Önceleri astronomlar, Plüton'un X Gezegeni olduğunu varsaymıştır. Bunun bir sonucu olarak, başlangıçta Plüton'un kütlesi; Uranüs ve Neptün ile olan etkisi çerçevesinde hesaplanmaya çalışılmıştır. 1955'ten başlayarak Plüton'un kütlesiyle ilgili çeşitli veriler ortaya koyulmuş; 1971'deki çalışmalarda Plüton'un kütlesinin kabaca Mars'tan daha küçük olduğu sonucuna varılmıştır. Ayrıca 1976'da, Dale Cruikshank, Carl Pilcher ve David Morrison'un yaptıkları bir araştırmada, ilk kez Plüton'un yansıtabilirlik derecesini belirlemiştir. Bu da Plüton'un zemin sentezindeki metan buzu faktörünü ortaya çıkarmıştır. Bu, Plüton'un parlak bir gezegen olması anlamına gelmiş, bundan dolayı Plüton'un kütlesinin Dünya'nın kütlesinin %1'inden fazla olamayacağı anlaşılmıştır. -Plüton'un yansıtabilirlik derecesi Dünya'nınkinden 1,3-2,0 kat daha büyüktür.
1978'de Plüton'un uydusu olan Charon'un gözlenmesiyle Kepler'in gezegensel hareket yasalarından yararlanılarak, Plüton-Charon sisteminin kütlesinin hesaplanması olanaklı hale gelmiştir. Böylece Charon'un kütleçekim etkisi hesaplanarak, Plüton'un gerçek kütlesi saptanmıştır. Charon'un keşfi uyarlamalı optik çalışmalarına da izin verdiğinden; Plüton'un gerçek çapının hesaplanmasında da önemli rol oynamıştır.
Plüton, Güneş sistemi'ndeki yerbenzeri gezegenler dikkate alındığında küçük bir kütleye sahiptir.
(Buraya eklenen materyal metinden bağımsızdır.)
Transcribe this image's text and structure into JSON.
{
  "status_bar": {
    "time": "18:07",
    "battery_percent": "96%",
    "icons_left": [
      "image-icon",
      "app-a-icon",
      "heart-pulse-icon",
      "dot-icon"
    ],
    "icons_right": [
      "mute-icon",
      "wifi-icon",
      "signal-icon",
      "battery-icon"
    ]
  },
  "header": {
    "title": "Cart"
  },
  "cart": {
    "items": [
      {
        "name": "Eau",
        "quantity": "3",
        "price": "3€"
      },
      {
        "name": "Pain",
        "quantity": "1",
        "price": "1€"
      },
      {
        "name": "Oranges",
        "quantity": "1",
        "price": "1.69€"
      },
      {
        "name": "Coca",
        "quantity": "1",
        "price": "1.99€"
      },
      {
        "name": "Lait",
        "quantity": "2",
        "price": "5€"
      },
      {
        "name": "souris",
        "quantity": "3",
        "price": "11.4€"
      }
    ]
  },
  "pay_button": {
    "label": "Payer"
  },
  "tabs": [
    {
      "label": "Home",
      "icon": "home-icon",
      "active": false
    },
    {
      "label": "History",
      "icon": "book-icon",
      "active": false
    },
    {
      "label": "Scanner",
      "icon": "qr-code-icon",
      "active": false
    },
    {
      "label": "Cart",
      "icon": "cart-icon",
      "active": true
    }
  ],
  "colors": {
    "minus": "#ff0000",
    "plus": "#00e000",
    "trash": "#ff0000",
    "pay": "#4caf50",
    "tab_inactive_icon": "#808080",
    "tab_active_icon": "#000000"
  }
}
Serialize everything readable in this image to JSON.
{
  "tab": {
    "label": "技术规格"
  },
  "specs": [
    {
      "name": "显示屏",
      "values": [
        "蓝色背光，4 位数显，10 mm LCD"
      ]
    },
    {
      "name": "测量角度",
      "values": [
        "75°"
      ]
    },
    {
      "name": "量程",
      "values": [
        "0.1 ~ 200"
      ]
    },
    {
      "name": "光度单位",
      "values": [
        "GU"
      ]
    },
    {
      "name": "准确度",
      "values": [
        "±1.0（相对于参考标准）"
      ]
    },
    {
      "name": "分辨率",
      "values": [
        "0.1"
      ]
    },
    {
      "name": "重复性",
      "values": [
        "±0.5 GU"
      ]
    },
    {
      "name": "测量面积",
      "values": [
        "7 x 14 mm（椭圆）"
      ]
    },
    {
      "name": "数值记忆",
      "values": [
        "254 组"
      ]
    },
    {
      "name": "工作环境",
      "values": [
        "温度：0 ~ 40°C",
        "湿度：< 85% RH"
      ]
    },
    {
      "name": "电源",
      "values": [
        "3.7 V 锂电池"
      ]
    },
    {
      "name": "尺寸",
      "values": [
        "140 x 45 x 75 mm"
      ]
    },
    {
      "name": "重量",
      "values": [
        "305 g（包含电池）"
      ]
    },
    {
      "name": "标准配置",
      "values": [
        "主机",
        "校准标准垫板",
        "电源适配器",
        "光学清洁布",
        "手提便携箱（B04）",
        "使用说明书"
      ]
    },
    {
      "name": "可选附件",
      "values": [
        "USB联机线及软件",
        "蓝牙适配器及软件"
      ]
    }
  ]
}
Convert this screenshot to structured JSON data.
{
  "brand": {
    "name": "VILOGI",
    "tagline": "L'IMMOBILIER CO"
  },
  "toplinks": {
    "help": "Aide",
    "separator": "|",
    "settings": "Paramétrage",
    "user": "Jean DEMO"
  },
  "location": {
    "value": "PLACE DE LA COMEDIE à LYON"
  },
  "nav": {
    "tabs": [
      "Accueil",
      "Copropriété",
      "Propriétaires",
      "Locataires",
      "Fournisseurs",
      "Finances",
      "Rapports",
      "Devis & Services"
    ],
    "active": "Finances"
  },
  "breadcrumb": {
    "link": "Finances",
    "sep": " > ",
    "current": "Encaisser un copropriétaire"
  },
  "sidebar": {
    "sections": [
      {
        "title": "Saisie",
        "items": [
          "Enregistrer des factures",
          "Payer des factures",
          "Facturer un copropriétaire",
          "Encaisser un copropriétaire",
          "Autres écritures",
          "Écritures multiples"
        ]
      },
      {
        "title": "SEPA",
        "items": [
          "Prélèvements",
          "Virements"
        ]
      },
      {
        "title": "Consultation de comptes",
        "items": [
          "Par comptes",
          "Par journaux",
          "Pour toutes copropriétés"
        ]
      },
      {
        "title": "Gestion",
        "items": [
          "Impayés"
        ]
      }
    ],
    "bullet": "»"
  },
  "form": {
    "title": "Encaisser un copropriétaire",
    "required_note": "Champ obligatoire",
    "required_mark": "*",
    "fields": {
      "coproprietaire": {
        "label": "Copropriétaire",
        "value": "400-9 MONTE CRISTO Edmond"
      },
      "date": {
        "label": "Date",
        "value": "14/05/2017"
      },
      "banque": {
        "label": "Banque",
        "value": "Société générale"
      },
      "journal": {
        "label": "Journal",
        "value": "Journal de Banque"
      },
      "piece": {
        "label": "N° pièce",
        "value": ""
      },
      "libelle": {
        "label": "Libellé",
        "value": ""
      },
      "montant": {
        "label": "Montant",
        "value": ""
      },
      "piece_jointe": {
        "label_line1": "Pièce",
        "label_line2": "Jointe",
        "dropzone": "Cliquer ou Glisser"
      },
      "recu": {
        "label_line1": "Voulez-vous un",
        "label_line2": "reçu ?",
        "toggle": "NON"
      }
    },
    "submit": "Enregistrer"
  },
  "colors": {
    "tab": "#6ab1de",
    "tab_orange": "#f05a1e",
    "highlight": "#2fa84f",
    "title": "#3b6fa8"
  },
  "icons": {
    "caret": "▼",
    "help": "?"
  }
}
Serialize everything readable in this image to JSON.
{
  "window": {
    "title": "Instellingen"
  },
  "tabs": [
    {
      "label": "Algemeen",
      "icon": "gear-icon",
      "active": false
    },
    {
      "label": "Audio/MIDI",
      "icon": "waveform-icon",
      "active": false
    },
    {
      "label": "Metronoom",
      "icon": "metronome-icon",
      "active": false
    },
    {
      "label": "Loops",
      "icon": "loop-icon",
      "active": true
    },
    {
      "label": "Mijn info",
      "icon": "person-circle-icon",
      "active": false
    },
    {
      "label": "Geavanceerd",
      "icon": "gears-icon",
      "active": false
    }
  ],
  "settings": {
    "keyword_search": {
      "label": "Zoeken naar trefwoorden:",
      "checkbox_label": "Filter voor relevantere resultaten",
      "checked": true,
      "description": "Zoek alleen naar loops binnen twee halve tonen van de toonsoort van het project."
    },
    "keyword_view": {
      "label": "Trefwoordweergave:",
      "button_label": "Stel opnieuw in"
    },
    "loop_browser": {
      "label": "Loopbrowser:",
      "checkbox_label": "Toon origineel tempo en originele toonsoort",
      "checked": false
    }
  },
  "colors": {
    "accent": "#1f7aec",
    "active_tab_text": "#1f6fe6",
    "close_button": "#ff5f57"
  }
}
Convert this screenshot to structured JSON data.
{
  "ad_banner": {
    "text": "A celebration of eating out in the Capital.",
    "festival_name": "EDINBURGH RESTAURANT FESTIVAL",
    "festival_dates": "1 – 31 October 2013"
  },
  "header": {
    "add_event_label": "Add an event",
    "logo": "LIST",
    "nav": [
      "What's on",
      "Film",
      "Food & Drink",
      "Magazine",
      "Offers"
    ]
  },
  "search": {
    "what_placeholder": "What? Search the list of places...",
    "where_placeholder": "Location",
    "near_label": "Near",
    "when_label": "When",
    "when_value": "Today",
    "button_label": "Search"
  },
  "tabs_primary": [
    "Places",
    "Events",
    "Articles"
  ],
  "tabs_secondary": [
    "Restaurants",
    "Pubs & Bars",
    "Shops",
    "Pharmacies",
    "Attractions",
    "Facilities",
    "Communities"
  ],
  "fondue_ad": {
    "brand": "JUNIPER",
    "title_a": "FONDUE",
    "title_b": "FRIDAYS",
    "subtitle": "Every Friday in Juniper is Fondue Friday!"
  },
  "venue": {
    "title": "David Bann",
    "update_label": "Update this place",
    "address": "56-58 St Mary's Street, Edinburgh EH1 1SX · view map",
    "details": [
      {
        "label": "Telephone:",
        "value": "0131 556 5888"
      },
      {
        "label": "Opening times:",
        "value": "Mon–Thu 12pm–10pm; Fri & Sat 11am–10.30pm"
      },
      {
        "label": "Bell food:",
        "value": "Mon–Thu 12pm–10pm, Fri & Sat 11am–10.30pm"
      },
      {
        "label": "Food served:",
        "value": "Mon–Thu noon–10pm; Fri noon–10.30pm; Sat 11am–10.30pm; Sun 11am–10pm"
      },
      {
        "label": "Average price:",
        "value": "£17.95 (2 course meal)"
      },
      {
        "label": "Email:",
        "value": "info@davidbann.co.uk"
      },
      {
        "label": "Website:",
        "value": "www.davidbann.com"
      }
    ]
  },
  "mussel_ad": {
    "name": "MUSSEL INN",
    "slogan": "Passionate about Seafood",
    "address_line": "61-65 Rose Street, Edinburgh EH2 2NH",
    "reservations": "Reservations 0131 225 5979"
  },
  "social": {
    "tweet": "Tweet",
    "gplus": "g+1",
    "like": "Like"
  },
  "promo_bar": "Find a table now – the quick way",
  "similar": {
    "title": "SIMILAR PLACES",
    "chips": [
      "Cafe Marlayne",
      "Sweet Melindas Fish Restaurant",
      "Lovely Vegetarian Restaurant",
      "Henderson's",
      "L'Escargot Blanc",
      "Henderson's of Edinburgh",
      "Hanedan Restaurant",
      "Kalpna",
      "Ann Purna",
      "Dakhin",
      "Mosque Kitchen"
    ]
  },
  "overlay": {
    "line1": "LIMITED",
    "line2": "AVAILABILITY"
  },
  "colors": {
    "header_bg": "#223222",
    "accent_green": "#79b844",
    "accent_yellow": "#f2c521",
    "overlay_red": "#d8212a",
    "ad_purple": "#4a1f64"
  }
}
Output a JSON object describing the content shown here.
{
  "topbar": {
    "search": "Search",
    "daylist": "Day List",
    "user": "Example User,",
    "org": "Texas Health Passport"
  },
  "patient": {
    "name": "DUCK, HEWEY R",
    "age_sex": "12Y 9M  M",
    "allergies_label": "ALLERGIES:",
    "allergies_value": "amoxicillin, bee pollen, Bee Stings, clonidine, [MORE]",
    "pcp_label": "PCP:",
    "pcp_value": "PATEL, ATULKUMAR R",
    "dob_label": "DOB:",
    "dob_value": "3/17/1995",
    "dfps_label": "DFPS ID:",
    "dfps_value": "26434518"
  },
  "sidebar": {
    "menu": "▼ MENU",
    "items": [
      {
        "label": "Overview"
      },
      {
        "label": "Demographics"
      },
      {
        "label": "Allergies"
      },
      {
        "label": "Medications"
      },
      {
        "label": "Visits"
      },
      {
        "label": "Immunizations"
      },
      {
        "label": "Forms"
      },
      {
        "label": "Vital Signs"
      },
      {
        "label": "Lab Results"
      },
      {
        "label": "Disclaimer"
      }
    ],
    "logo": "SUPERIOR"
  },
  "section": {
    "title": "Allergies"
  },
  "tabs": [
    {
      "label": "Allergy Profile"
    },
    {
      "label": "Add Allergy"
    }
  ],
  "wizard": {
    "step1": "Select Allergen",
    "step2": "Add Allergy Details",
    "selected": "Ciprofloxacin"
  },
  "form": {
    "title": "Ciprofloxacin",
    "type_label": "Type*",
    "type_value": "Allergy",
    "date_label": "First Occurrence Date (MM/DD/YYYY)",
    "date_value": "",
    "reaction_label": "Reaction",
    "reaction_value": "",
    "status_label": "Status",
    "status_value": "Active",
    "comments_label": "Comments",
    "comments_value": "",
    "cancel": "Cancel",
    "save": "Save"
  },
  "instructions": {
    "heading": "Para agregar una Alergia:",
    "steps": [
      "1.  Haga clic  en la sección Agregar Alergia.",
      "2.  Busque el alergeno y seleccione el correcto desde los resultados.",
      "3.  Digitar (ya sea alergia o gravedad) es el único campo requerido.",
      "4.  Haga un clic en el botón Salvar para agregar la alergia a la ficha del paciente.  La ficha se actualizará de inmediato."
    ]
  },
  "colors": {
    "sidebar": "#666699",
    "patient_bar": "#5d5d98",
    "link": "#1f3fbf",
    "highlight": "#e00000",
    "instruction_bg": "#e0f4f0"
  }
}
Hatta gezegenlere ait yedi uydudan da daha hafiftir. Kütlece Plüton'dan büyük olan uydular: Ganymede, Titan, Kalisto, İo, Ay, Europa ve Triton'dur. Plüton'un çapı bir cüce gezegen olan Ceres'ten yaklaşık iki kat daha uzundur. Bu oran, iki cismin kütlesel orantısında da yaklaşık olarak geçerlidir. 2005'te keşfedilen bir cüce gezegen olan Eris'in mi, yoksa Plüton'un mu çapının daha büyük olduğu tartışmalı bir konu olmakla birlikte; kütlesel olarak Plüton'un Eris'ten bir miktar büyük olduğu saptanmıştır.
Atmosfer
Plüton'un atmosferi; yüzeyindeki buz kütlelerini oluşturan nitrojen, karbon monoksit ve metan gazlarıyla çevrilidir. Plüton'un yüzey basıncı 6,5-24 μbar değerleri arasında değişmektedir. Cismin yörüngesi; atmosferi üzerinde büyük bir etki yaratır. Bunun bir sonucu olarak, Plüton'un Güneş'e olan uzaklığı arttıkça, atmosferinde buz kütleleri oluşur; hatta oluşan bu kütleler yüzeye doğru düşer. Plüton Güneş'e yaklaştıkça, cismin katı yüzeyinin sıcaklığı artar. Böylece buzlar süblimleşmiş gazlar haline gelir. Yani sera etkisinin tersinde bir hareket oluşur ve yüzeydeki buharlaşma sonucu atmosferde yoğunluk meydana gelir. Oluşan süblimleşme sonucunda ise cismin yüzeyi soğur. Araştırmacılar, bu soğumayla Plüton'daki sıcaklığın 43 K (−230 °C) kadar olduğunu saptamıştır.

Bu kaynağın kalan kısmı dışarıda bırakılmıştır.